How to Use Rock Climbing Holds

Search for climbing holds online and you find page after page of strange and colorful shapes for climbing gyms. On an outdoor crag your search is for their real-world inspirations, which subtly blend into the rock face before you.

Learning the names of holds and how to spot each one is fundamental to your progress as a climber. This article provides that overview and, more importantly, explains how to use each hold.

Two techniques help you get the most out of any hold:

  • Squeeze only as hard as you need to stay on a hold. Squeezing as hard as you can exhausts forearms prematurely and you’ll feel “pumped” because so much blood flow is directed to arms when they’re tensed.
  • Focus on the direction you want to pull.
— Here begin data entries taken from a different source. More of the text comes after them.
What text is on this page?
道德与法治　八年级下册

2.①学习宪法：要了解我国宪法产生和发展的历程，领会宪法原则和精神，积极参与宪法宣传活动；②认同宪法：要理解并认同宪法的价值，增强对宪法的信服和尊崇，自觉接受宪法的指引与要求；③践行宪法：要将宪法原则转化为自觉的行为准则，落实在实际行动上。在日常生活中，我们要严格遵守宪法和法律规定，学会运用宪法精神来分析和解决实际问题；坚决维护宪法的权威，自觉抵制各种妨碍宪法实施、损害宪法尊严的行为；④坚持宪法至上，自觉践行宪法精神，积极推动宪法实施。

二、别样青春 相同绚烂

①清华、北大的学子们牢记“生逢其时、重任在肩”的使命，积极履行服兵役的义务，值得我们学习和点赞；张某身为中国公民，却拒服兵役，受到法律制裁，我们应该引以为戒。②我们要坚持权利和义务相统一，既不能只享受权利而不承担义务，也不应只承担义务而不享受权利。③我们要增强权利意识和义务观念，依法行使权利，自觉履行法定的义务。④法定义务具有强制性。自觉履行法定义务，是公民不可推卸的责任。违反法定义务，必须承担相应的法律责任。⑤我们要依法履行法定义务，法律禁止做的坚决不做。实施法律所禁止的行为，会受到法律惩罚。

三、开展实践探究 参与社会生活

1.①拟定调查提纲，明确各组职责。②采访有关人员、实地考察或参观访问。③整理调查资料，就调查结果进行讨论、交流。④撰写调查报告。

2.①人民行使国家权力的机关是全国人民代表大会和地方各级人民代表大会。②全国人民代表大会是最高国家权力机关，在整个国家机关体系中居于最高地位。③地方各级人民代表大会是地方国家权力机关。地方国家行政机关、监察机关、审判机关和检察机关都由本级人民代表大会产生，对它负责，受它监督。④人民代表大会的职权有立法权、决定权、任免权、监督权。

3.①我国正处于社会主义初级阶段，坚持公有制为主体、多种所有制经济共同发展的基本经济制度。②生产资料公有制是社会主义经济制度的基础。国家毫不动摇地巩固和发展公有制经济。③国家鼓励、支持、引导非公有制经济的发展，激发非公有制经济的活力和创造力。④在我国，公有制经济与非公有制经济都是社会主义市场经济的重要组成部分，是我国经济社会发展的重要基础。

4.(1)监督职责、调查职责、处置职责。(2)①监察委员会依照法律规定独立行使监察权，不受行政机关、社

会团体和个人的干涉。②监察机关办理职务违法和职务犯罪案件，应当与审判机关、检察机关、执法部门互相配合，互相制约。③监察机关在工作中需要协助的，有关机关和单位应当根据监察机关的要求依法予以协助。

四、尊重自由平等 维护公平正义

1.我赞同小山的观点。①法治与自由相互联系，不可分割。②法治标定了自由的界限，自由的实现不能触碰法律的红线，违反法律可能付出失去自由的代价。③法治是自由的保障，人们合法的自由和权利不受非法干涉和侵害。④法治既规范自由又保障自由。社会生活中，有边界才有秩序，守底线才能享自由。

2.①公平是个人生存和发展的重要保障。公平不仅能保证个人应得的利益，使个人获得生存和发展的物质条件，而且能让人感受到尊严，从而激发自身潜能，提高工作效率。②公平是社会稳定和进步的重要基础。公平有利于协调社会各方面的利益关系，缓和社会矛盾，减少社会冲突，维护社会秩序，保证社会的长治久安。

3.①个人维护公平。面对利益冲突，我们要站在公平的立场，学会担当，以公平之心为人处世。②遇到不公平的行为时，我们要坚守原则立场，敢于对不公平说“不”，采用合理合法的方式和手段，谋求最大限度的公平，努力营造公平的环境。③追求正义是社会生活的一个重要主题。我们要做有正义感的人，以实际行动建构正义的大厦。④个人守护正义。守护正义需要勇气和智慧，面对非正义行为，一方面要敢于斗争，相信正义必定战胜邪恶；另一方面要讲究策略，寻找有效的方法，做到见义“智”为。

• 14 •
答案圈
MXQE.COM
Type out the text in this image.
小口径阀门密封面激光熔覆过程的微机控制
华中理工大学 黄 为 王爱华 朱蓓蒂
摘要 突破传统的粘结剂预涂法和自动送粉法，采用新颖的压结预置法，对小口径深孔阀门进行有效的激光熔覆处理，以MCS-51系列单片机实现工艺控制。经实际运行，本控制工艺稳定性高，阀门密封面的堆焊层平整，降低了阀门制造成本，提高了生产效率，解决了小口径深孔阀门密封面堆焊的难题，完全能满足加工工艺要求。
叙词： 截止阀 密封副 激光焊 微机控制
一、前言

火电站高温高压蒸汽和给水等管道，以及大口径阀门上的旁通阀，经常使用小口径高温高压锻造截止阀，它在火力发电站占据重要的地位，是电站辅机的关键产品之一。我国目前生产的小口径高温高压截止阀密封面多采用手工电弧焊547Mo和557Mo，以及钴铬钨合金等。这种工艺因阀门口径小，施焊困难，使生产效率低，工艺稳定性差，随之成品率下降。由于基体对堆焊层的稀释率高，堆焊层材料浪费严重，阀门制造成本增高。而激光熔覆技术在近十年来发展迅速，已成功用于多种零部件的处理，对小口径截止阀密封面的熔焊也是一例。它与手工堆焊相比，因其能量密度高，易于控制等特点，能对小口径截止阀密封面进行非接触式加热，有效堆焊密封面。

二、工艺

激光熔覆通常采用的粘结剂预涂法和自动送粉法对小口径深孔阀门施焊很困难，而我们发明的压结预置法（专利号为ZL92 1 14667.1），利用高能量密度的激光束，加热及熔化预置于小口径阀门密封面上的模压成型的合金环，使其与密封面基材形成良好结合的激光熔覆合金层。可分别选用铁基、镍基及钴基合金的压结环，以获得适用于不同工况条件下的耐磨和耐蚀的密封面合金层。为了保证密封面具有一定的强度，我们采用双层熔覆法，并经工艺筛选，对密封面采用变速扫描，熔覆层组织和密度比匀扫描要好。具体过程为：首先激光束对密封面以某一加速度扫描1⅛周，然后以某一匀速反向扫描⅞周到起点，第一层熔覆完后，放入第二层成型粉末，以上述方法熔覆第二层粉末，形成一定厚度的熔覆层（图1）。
To get the strongest and easiest grip, pull perpendicular to the hold. Line your weight up with that direction of pull and you’ll be less likely to come off the rock.

Types of Climbing Holds

Jug/Bucket

climbing jug hold

Jugs are big, open holds that you can get your whole hand around. Jugs are most people’s favorite because they’re so easy to grip and they provide an excellent rest.

Edge/Ledge

climbing ledge or edge hold

Edges are the most common holds you find. They can be tiny dime edges (barely wide enough for the toe of your shoe), long cuts in the wall (room for both hands) or huge ledges (big enough to boost your whole body onto at the top of a climb).

Edges can face any direction on the wall, so make sure you nail the direction of pull.

Crimp

climbing crimp hold

A crimp is a very small edge that’s only big enough for the pads of your fingers. By getting your body weight closer to the wall, you can get a better angle on this tiny hold and you’ll have a better chance of staying connected to it.

You can hold a crimp in two ways:

  • Full crimp or closed crimp: You have sharp angles in your knuckles and your thumb is tucked over your fingers for extra power. This position is stressful on finger tendons, so be careful.
  • Open grip: Your fingertips are on the edge and the rest of your hand is draped onto the wall. This grip places less strain on your tendons, so it should be your go-to grip unless you need the power of a full crimp.

Pinch

climbing pinch hold

A pinch is exactly what it sounds like—any piece of rock that you can pinch with your thumb on one side and your fingers on the other. Because your thumb adds so much gripping power, use it any time you can get it on a hold.

Sloper

climbing sloper hold

Slopers are big bulges with no positive angle for your hands to grip. They can be tricky, but good technique will have you climbing slopey routes in no time:

  • Body position is key: Keep your weight directly opposed to the direction of pull, strive for a low center of gravity and maintain body tension to stay balanced as you make your move.
  • Feel for features that offer a little extra grip: Dimples or small bulges are helpful. Once you find your position, get your whole hand in contact to maximize friction, and keep it still as you move through to the next hold.

Pocket

climbing pocket hold

Pockets are holes in the rock. They can be so small that you can barely fit one finger, or wide enough to fit your whole hand. Your middle finger is strongest; so make sure you use it if you only have room for one or two fingers.

A pocket can take pretty much any direction of pull, so you can use whatever technique you want. Just be careful not to over-strain the tendons in your fingers.

Undercling

climbing undercling hold

Like the name implies, an undercling is any hold you grip from the bottom so you can pull up. One key to a good undercling is to find good, high footholds so you can maintain body tension as you reach for the next hold.

Flake

climbing flake hold

A flake is a piece of rock that has detached from the wall, leaving a crack between it and the bigger rock. You can jam some flakes just like a crack, but it’s often easier to just to wrap your hands around it and lay back off the edge.

Horn

climbing horn hold

Horns are protrusions of rock that you can get your hand behind. They’re great holds because they’re usually very easy to grip. Sometimes you can even throw a sling around them to use as protection.

Safety is your responsibility. No article or video can replace proper instruction and experience. Make sure you practice proper techniques and safety guidelines before you climb.